Pauline continued to affect her taste for military clothing and wore the uniform of a general when she accompanied Napoleon on his tours of the province. Lieutenant Fourès accepted the situation with good grace, as a man must when he has lost out to an officer of such lofty rank with the status of a national hero. He quietly returned to his regiment where his fellow officers and his men regarded him with shaming pity until he could take it no longer. One morning he took a horse and rode into the desert, and neither man nor horse was ever seen again.
In the new year the resistance to the French occupiers increased in both scale and ferocity, despite the measures that Napoleon had taken to win over the fellahin as well as their religious and political leaders in the towns and cities.
‘Nothing we do makes a difference,’ Napoleon complained bitterly to his staff at one of his weekly briefings. ‘Now they attack us almost every day.’
Berthier coughed. ‘With respect, sir, the peasants are not involved in the resistance. It’s mostly what’s left of the Mameluke forces and the Bedouin, raiding from the desert.’
‘But who is supporting them?’ Napoleon shot back. ‘Who is feeding them? Who is passing on intelligence about our movements and the strength of our patrols? The peasant scum, that’s who.’
‘They probably have no choice in the matter, sir. The fellahin are caught between us and the enemy.They’ll swear that they are loyal to us, and the moment we pass on and the enemy turn up they’ll swear loyalty to Murad Bey.You can hardly blame them.’
‘I’m not going to blame them, Berthier.
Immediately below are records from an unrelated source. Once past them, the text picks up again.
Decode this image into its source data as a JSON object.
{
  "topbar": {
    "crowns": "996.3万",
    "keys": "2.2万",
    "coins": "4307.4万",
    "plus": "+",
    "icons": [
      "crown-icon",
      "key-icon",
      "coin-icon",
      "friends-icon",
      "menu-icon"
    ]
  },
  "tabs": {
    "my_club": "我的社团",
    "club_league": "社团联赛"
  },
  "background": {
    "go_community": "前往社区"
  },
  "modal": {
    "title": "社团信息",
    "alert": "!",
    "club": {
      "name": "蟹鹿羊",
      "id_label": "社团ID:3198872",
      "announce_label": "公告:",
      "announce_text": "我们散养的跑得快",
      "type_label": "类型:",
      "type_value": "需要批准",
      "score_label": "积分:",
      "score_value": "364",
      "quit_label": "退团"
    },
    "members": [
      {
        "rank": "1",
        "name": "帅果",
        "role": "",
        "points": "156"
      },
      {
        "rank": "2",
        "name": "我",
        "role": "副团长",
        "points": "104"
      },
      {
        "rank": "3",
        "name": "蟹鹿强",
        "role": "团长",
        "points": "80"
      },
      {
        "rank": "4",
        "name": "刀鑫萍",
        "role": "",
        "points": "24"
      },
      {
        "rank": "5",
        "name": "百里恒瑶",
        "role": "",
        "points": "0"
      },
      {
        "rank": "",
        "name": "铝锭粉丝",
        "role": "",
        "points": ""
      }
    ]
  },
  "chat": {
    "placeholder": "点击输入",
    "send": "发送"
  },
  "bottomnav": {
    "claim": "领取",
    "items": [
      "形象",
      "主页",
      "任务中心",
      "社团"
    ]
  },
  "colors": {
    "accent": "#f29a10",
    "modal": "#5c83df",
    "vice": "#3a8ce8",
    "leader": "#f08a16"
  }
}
I’m going to teach them a lesson. A very hard lesson, and if they are sensible they will profit from it. I want a declaration issued. I want a thousand copies of it printed off and sent to every town and village in Egypt. From now on, if any French soldiers are murdered, there will be reprisals. If it occurs in the cities or towns then ten natives will be executed for each French life taken. If our patrols are attacked in the country then the nearest village will be burned to the ground and all livestock slaughtered.The heads of those we execute will be prominently displayed as a warning to others.’ Napoleon paused to let his words sink in, then he continued. ‘We will establish order in Egypt, gentlemen. However many lives it costs. And then we shall have peace.’
Some of the staff officers shifted uncomfortably under his gaze, but no one raised any protest, and then Berthier nodded. ‘Very well, sir. I’ll see that to it that the declaration is drafted.’